After selecting a task to kill, the oom killer iterates all processes and
kills all other user threads that share the same mm_struct in different
thread groups.
But in some extreme cases, the selected task happens to be a vfork child
of init process sharing the same mm_struct with it, which causes kernel
panic on init getting killed. This panic is observed in a busybox shell
that busybox itself is init, with a kthread keeps consuming memories.
Signed-off-by: Ming Liu <[email protected]>
---
mm/oom_kill.c | 16 ++++++++--------
1 files changed, 8 insertions(+), 8 deletions(-)
diff --git a/mm/oom_kill.c b/mm/oom_kill.c
index 314e9d2..7db4881 100644
--- a/mm/oom_kill.c
+++ b/mm/oom_kill.c
@@ -479,17 +479,17 @@ void oom_kill_process(struct task_struct *p, gfp_t gfp_mask, int order,
task_unlock(victim);
/*
- * Kill all user processes sharing victim->mm in other thread groups, if
- * any. They don't get access to memory reserves, though, to avoid
- * depletion of all memory. This prevents mm->mmap_sem livelock when an
- * oom killed thread cannot exit because it requires the semaphore and
- * its contended by another thread trying to allocate memory itself.
- * That thread will now get access to memory reserves since it has a
- * pending fatal signal.
+ * Kill all user processes except init sharing victim->mm in other
+ * thread groups, if any. They don't get access to memory reserves,
+ * though, to avoid depletion of all memory. This prevents mm->mmap_sem
+ * livelock when an oom killed thread cannot exit because it requires
+ * the semaphore and its contended by another thread trying to allocate
+ * memory itself. That thread will now get access to memory reserves
+ * since it has a pending fatal signal.
*/
for_each_process(p)
if (p->mm == mm && !same_thread_group(p, victim) &&
- !(p->flags & PF_KTHREAD)) {
+ !(p->flags & PF_KTHREAD) && !is_global_init(p)) {
if (p->signal->oom_score_adj == OOM_SCORE_ADJ_MIN)
continue;
--
1.7.0.4
On Mon, 23 Sep 2013, Ming Liu wrote:
> After selecting a task to kill, the oom killer iterates all processes and
> kills all other user threads that share the same mm_struct in different
> thread groups.
>
> But in some extreme cases, the selected task happens to be a vfork child
> of init process sharing the same mm_struct with it, which causes kernel
> panic on init getting killed. This panic is observed in a busybox shell
> that busybox itself is init, with a kthread keeps consuming memories.
>
We shouldn't be selecting a process where mm == init_mm in the first
place, so this wouldn't fix the issue entirely.

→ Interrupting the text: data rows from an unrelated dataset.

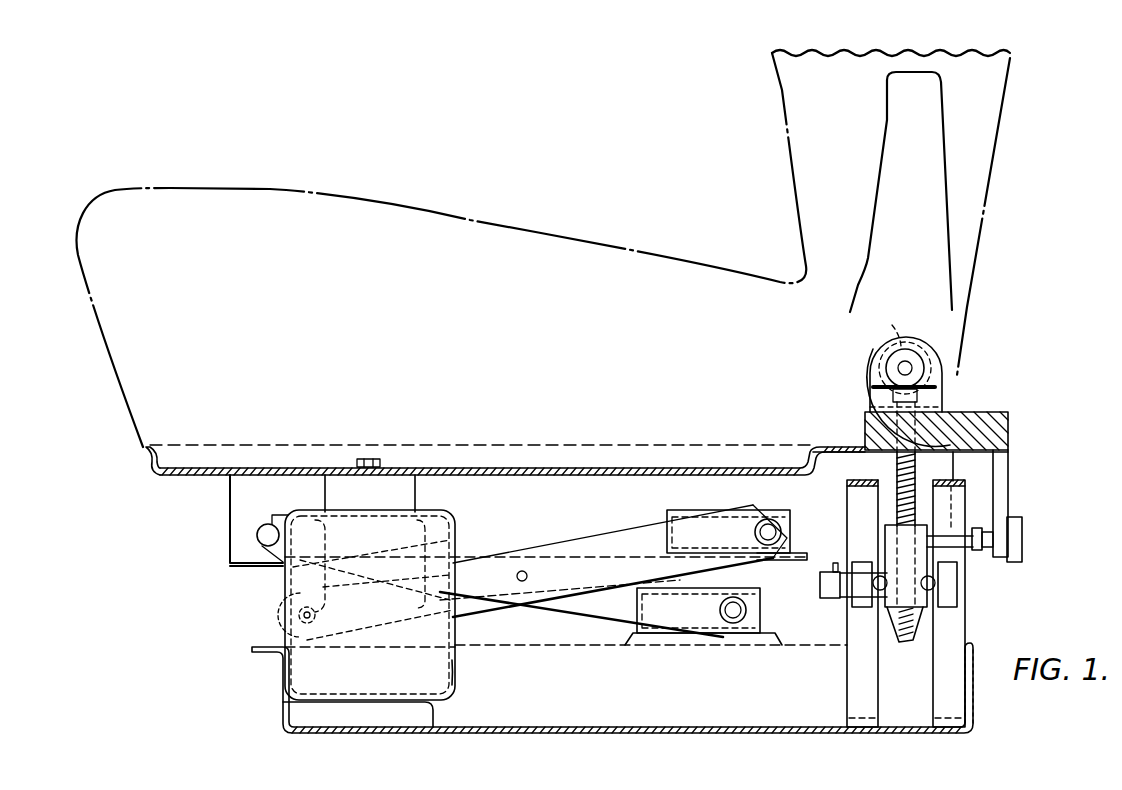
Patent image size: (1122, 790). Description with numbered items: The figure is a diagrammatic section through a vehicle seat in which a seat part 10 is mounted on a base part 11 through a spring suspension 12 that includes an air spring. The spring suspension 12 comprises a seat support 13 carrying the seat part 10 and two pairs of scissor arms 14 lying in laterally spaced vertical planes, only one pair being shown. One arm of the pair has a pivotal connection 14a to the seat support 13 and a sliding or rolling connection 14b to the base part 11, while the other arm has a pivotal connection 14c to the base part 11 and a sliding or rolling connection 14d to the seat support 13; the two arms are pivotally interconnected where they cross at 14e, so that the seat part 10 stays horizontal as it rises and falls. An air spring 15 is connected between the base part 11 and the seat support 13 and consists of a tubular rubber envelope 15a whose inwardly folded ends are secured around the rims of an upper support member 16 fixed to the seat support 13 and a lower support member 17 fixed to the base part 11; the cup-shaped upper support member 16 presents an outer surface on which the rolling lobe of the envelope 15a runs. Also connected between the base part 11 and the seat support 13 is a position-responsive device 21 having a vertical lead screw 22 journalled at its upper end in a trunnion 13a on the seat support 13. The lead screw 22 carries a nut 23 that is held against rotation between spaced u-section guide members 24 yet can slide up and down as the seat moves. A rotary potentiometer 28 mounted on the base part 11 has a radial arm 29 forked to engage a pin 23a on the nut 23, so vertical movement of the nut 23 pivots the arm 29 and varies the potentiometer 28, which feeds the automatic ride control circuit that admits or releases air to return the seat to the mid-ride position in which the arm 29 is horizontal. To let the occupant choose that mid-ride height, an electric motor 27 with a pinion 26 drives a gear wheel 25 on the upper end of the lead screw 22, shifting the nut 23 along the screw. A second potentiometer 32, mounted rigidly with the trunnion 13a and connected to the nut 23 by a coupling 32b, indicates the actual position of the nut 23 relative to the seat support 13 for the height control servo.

The seat part 10 is at (759, 126).
The base part 11 is at (271, 667).
The spring suspension 12 is at (612, 503).
The seat support 13 is at (229, 485).
The trunnion 13a is at (945, 427).
The scissor arms 14 is at (549, 572).
The pivotal connection 14a is at (257, 537).
The sliding or rolling connection 14b is at (742, 626).
The pivotal connection 14c is at (300, 615).
The sliding or rolling connection 14d is at (790, 528).
The intersection pivot 14e is at (524, 582).
The air spring 15 is at (457, 532).
The tubular rubber envelope 15a is at (456, 672).
The upper support member 16 is at (395, 483).
The lower support member 17 is at (415, 717).
The position-responsive device 21 is at (950, 470).
The lead screw 22 is at (918, 526).
The nut 23 is at (893, 545).
The pin 23a is at (913, 640).
The u-section guide members 24 is at (862, 677).
The gear wheel 25 is at (873, 386).
The pinion 26 is at (893, 358).
The electric motor 27 is at (893, 322).
The potentiometer 28 is at (820, 586).
The radial arm 29 is at (836, 600).
The potentiometer 32 is at (1014, 540).
The coupling 32b is at (975, 550).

On 09/25/2013 10:34 AM, David Rientjes wrote:
> On Mon, 23 Sep 2013, Ming Liu wrote:
>
>> After selecting a task to kill, the oom killer iterates all processes and
>> kills all other user threads that share the same mm_struct in different
>> thread groups.
>>
>> But in some extreme cases, the selected task happens to be a vfork child
>> of init process sharing the same mm_struct with it, which causes kernel
>> panic on init getting killed. This panic is observed in a busybox shell
>> that busybox itself is init, with a kthread keeps consuming memories.
>>
> We shouldn't be selecting a process where mm == init_mm in the first
> place, so this wouldn't fix the issue entirely.
But if we add a control point for "mm == init_mm" in the first place(ie.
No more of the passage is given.